On Tuesday, Indian Prime Minister Narendra Modi toured the remote northern areas of Jammu and Kashmir, visiting Leh and Kargil. The visit marks Modi’s second trip to the restive state since coming to office. Modi’s visit, additionally, comes after a Pakistani ceasefire violation across the Line of Control (LoC) — the administrative border between India-controlled and Pakistan-controlled Kashmir — over the weekend. Two Indian Border Security Force (BSF) troops were injured over the 48-hour skirmish. While in Kashmir, Modi addressed Indian Army and Air Force troops in Leh. In his speech, Modi condemned Pakistan in unequivocal terms, stating that Pakistan was making up for its inherent weakness by waging war against India through the use of proxy fighters.

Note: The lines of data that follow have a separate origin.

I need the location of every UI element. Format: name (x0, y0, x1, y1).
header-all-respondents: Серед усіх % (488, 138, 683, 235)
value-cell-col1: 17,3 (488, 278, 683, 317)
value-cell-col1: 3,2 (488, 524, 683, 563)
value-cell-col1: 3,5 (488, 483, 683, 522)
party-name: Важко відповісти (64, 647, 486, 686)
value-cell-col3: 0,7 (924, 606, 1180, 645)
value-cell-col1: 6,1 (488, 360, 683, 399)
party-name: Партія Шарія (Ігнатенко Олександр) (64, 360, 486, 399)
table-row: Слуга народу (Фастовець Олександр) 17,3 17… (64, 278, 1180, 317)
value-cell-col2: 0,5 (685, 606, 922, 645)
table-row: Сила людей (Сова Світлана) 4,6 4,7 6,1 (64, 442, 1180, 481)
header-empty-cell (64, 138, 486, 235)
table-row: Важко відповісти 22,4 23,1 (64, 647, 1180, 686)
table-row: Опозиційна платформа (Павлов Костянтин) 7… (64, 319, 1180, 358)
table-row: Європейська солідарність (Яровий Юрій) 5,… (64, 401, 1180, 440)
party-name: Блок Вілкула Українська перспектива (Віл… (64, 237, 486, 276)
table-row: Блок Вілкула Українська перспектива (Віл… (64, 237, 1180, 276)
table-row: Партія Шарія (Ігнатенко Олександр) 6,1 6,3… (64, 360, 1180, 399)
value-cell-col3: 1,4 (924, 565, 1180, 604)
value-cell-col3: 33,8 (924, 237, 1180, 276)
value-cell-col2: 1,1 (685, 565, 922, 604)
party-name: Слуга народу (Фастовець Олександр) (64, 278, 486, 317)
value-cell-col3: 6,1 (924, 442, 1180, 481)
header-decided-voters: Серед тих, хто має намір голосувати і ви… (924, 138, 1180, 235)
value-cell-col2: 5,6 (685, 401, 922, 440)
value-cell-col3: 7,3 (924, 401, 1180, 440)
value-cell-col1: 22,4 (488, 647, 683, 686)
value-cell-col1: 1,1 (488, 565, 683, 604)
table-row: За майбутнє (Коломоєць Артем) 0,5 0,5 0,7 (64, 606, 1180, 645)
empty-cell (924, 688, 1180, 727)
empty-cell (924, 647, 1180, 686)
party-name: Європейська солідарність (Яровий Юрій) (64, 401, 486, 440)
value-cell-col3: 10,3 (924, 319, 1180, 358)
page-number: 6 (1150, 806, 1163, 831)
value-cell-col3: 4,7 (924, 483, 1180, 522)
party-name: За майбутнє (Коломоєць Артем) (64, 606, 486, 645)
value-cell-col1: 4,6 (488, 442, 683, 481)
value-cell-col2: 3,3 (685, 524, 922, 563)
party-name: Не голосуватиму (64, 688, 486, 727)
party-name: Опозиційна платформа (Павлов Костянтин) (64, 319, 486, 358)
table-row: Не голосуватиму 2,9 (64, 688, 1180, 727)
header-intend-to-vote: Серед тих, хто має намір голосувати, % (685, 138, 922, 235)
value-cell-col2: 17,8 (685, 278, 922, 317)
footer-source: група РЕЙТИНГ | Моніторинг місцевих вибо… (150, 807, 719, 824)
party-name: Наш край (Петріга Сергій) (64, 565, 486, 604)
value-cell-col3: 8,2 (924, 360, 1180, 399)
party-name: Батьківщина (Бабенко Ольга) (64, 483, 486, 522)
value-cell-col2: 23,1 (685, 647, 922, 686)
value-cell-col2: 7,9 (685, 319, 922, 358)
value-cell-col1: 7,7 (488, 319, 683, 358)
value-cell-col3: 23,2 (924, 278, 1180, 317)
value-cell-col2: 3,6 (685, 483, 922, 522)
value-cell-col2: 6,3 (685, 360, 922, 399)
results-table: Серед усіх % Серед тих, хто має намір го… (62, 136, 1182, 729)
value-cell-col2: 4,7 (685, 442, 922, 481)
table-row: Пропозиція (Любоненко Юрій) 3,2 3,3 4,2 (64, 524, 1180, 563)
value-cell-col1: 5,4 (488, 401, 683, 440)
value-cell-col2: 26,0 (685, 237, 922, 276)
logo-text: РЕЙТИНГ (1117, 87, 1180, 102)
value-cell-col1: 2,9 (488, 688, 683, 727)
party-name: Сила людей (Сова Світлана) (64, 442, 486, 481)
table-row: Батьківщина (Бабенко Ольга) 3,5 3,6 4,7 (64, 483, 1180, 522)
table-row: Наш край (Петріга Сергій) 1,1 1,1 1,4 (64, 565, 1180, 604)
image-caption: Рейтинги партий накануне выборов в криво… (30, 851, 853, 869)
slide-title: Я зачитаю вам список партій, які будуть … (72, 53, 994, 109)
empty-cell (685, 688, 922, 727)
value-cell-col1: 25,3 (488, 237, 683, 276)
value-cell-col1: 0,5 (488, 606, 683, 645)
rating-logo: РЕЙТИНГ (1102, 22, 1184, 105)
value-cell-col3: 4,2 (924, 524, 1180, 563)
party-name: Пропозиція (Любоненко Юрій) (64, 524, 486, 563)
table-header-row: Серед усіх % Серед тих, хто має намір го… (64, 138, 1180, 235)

Specifically, Modi said Pakistan “has lost the strength to fight a conventional war, but continues to engage in the proxy war of terrorism.”
He further outlined a major three-pronged policy initiative for the development of the region. Modi characterized his plan in terms of three Ps: “Prakash (electricity), Paryavaran (environment), and Paryatan (tourism).” Modi additionally attempted to set himself apart from his predecessors by underlining his commitment to Kashmir: “There was a time when Prime Ministers never visited this state. I have come here two times already, your love has drawn me here.”
With his visit to Kashmir, Modi became the first Indian prime minister to visit the state since India’s last BJP prime minister, Atal Behari Vajpayee, did in 1999. India and Pakistan fought in the Kargil War in 1999 — a war that India won. While Modi mostly focused his rhetoric for his audience in Leh, he visited Kargil to inaugurate the 44-megawatt Chutak power station. In Kargil, he referred to his experiences in Kashmir during the war: “I was here during the Kargil war. People knew I was a BJP worker, yet they never charged me any money. They said this too was a service to the nation. I saw soldiers get help and cooperation from people of Kargil. This kept their spirits high. I still remember the celebrations in Kargil the day Tiger Hill was won.”
Modi’s rhetoric in Kashmir on Tuesday will come off as provocative for Pakistani observers. While Modi did use colorful rhetoric toward Pakistan during his campaign for prime minister earlier this year, he has relatively moderated his views on India’s neighbor since coming to power. Modi’s Kashmir trip will also serve his party’s domestic political purposes. Jammu and Kashmir will head to the polls later for an assembly election this year. In an unfortunate gaffe, Modi referred to an impending “saffron revolution” in Kashmir, evoking a Hindu revolution rather than an economic one involving the saffron spice which is abundant in the state. Muslims are a majority in Kashmir.